Я, как завороженный, слушаю его вкрадчивый тихий голос, а внутри у меня все холодеет. Будто я наяву оказался в том самом ночном лесу, в котором видел себя и его во сне. Я начинаю с ужасом осознавать, что совсем не знаю человека, с которым я живу. Ну, да меня он тоже, положим, не до конца знает.
— Что ж ты на прозу-то вдруг перешел? — глухо спрашиваю я и сам удивляюсь звучанию своего голоса.
— Не умею так быстро стихами изъясняться, — одними губами улыбается он. — Но ты так по-детски непосредственен в этой своей невинной жестокости, что просто невозможно не умилиться.
Интересно… Мне вдруг становится страшно обидно за адресата его виршей. За что же тогда она удостоилась посвящения «жестокому ребенку»?
— Ну, что мне сказать вам на это, доктор? — я со вздохом оборачиваюсь к полке и говорю громко, чтобы он слышал каждое мое слово, даже не видя моего лица. — Если грудная клетка разломана и вскрыта самим обладателем, а сердце в течение стольких лет и с такой методичностью используется в качестве чернильницы, то обнаружив такую вещицу стоящей на книжной полке, нельзя не проникнуться к ней хотя бы чисто анатомическим любопытством… Впрочем, насколько мне известно, в мужской лирике слово «сердце» обычно используется в качестве метафоры другого органа. Так что мое сравнение с чернильницей несколько неуместно, и лучше будет сравнить этот явно не по назначению используемый предмет с каламом.
— У меня просто слов нет! — с яростью шипит он.
Захлопнув дверь, выходит из комнаты, и через минуту я слышу еще один громкий хлопок. Ага, пошел курить на лестницу. При том что дома обычно вообще не курит. Я между тем выбираю, наконец, что я буду читать сегодня вечером. Быстро пролистывая, нахожу по памяти нужное место и, заложив его пальцем, не торопясь выхожу вслед за моим разгневанным противником на площадку.

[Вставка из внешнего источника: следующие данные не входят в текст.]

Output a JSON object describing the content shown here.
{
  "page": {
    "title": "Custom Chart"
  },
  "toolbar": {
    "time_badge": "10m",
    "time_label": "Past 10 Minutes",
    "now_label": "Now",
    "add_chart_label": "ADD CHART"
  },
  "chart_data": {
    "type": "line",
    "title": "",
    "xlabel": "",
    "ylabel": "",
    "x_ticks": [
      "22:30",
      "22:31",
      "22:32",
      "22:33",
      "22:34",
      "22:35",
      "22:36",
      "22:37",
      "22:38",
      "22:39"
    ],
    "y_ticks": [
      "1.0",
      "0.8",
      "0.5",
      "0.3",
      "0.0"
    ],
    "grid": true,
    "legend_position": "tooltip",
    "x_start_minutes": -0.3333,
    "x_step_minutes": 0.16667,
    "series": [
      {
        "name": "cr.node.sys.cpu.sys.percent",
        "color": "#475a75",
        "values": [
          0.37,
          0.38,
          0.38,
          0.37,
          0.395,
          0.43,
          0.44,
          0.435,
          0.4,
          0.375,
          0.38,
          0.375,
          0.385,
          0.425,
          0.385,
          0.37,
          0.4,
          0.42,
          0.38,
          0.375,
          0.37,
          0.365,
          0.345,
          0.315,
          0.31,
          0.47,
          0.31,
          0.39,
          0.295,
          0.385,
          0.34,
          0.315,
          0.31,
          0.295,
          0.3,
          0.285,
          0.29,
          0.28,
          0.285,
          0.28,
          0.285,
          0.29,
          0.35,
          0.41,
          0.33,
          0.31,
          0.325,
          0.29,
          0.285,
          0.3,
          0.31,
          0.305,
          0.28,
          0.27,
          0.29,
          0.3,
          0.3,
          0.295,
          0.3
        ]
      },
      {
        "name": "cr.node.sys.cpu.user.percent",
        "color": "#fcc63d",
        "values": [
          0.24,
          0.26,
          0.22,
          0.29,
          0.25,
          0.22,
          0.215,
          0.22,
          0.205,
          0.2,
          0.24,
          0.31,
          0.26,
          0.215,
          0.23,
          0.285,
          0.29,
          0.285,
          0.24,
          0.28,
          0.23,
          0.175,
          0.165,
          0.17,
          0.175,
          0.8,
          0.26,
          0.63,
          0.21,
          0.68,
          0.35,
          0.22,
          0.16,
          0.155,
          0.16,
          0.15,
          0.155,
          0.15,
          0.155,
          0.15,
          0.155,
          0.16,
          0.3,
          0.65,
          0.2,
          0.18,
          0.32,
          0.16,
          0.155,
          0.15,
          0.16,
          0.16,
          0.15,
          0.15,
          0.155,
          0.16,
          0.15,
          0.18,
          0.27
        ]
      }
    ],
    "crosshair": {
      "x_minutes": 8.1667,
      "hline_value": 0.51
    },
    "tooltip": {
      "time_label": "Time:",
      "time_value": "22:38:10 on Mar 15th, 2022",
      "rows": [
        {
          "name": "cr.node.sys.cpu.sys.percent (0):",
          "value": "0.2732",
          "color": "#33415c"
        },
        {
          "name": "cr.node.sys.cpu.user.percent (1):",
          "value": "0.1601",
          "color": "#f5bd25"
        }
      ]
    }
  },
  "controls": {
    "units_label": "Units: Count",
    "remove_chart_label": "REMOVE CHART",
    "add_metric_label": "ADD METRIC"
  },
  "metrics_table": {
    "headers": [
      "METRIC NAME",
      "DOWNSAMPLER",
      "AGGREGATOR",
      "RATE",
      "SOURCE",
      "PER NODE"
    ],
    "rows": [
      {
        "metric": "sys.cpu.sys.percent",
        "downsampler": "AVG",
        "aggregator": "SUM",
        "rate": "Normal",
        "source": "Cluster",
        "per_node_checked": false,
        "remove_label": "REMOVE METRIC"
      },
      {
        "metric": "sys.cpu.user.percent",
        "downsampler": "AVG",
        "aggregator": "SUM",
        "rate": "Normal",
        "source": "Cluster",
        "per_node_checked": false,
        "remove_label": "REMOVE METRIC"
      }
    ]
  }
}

Он стоит, облокотившись о перила, с сигаретой в дрожащих пальцах — как и был, в одном халате, и в этой своей нервозности страшно похож на того себя в моих первых снах, когда он упорно не желал на меня смотреть. Я подхожу к нему, становлюсь рядом в ту же позу, открываю книгу и начинаю читать:
— «Всякий раз при встречах с Амарантой Урсулой, особенно если она принималась обучать его модным танцам, он испытывал чувство беззащитности, ему казалось, что кости у него становятся мягкими, как губка, — это было то самое ощущение, которое некогда смутило его прапрадеда в кладовой, куда Пилар Тернера завлекла его под предлогом гадания…» Это самое точное описание любовного томления, которое я вообще где-либо встречал. Тонны бумаги можно исписать стихами, но ничего лучше этих размягчающихся костей не придумаешь. Я тоже пытался поймать словами это ощущение, но ничего даже хоть сколько-нибудь близкого к этим костям не получается, и не думаю, что у кого-то получится…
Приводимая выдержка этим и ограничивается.